The simple way to think about this topic is to see it as an extension of the character numbering system in the ASCII table. One major difference is that we speak of the character numbers as “code points”. The highest legitimate character number / code point for ASCII characters is 127.

We saw that the functions chr() and ord() enabled us to relate a character written on our keyboard to its code point value.

Exercise

Use the ord() function to obtain the code point value for Upper case A.

Answer

ord("A")
## 65

Use the chr() function to see the character represented by code point 65.

Answer

chr(65)
## 'A'

Decimal to Hex

Use the hex() function to obtain a hexadecimal representation of the decimal integer 65.

Answer

hex(65)
## '0x41'

Note that 65 and 0x41 are different ways to represent the same underlying value. Can you use the hexadecimal represention with the chr function?

chr(0x41)
## 'A'

Quotes

Can you leave the quote marks around 0x41?

Answer

# chr('0x41')
# No. chr requires an integer.

Beyond ASCII

The big thing to remember is that the usage of chr() and ord() remains the same for the entire range of unicode characters. Visit https://home.unicode.org/ and look at the third character in the fifth row. It looks like a wishbone. What is written under it?

Answer

U+4EBA

Using chr().

You can use the hexadecimal number you see following U+ to display the unicode character or insert it into a string.

chr(0x4EBA)
## '人'
s = "look at this " + chr(0x4EBA) + "!"
s
## 'look at this 人!'

Using ord()

Now that you have the glyph of the codepoint in a machine readable form on your screen, you can get its codepoint value using ord().

ord('人')
## 20154

Note that ord() returns a decimal representation of the value. If you want the hex value you started with, use hex().

hex(20154)
## '0x4eba'

Back to chr()

You can also use the decimal representation with chr() to get the glyph.

chr(20154)
## '人'

What is it?

After you import unicodedata, you can see what the character is.

import unicodedata
unicodedata.name('人')
## 'CJK UNIFIED IDEOGRAPH-4EBA'

That;s not terribly informative, but at least you know it’s found in the CJK (Chinese, Japanese, Korean) area. From my limited knowledge, I think it represents a walking person.

The Whole Thing

Visit and http://www.unicode.org/charts/ and poke into it to use what you’ve learned.

UTF-8

There are many different ways you could represnt unicode characters digitally. One possibility is that every character could be represented in 32 bits.

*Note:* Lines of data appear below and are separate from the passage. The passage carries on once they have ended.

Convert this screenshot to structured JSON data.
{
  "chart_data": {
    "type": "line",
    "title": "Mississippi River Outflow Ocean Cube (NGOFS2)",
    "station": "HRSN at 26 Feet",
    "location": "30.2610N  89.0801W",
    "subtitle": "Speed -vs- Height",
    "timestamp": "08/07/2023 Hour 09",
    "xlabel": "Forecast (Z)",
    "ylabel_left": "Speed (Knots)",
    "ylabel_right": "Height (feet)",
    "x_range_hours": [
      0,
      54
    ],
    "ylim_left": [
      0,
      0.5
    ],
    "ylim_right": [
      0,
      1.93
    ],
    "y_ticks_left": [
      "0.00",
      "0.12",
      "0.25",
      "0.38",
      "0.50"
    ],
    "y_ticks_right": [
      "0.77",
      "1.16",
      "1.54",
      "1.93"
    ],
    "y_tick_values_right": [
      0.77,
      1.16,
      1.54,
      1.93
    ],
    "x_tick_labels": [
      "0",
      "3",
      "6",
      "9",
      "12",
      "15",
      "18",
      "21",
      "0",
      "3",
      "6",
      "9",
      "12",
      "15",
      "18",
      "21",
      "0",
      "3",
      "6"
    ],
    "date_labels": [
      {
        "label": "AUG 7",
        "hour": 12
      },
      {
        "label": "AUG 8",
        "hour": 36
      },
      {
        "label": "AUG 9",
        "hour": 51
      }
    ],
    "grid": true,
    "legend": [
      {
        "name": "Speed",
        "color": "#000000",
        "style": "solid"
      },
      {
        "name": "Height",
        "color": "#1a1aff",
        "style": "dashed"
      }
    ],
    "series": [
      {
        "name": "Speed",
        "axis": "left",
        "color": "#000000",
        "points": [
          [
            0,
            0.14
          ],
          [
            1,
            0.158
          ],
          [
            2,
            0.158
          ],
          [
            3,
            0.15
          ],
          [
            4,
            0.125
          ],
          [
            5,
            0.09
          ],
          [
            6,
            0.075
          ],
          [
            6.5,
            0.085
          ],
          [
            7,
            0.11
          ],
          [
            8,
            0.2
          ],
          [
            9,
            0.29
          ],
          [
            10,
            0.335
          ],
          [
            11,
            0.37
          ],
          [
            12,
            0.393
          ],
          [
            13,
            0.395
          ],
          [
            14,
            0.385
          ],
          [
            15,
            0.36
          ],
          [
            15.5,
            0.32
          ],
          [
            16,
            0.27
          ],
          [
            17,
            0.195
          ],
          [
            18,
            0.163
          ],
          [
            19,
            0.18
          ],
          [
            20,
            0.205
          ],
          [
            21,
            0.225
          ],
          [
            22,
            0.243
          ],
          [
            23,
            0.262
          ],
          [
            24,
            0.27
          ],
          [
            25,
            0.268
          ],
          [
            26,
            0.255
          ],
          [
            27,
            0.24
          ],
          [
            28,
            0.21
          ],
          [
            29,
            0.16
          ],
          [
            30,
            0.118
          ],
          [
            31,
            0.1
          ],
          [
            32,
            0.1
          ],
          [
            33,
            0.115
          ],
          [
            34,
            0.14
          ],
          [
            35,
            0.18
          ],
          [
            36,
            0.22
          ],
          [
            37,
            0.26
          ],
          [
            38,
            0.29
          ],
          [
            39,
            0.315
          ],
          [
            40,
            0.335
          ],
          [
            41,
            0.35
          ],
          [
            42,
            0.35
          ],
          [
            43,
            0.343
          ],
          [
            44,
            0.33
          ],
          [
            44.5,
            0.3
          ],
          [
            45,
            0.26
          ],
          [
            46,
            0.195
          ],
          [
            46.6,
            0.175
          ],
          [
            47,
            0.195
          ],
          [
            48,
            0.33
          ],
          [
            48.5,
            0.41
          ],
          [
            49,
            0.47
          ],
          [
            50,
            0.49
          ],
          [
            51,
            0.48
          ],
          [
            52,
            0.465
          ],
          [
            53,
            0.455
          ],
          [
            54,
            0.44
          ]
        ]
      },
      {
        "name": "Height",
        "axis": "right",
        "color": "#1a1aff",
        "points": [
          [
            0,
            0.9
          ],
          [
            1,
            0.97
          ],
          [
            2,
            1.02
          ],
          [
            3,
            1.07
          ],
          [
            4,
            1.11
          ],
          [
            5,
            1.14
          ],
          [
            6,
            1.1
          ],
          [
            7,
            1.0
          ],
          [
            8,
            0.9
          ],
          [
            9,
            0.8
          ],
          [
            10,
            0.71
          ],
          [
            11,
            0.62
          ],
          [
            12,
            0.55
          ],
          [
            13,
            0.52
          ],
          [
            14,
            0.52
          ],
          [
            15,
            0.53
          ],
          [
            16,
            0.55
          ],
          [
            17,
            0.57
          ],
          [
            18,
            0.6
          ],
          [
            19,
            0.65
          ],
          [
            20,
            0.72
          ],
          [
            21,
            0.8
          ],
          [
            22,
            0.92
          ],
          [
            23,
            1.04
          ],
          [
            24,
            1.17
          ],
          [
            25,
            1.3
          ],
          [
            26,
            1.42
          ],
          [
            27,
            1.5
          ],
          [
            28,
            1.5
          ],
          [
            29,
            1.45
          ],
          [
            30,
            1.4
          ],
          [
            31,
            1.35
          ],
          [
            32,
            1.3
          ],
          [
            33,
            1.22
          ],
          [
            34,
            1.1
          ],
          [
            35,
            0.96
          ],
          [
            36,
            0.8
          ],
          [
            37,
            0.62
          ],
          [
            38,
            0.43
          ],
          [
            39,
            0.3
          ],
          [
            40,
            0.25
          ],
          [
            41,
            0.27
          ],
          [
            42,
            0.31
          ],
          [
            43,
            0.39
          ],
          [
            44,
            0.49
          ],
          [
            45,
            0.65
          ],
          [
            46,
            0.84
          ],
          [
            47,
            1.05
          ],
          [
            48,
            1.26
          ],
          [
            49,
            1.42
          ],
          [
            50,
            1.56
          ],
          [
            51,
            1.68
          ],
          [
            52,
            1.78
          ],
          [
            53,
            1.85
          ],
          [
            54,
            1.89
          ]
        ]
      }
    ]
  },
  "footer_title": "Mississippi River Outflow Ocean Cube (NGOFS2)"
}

If most of your data is ASCII, this would expand the size of your files and your memory requirements by a factor of 4.

UTF-8 is based on the idea that 8 bits, one byte, would be the starting point. If the character is ASCII, that’s the final result. However if the character is not ASCII, it would have a numerical value > 127. That triggers the software to look at the following bytes to determine what the character is.

The software must have this logic built in to use UTF-8 data.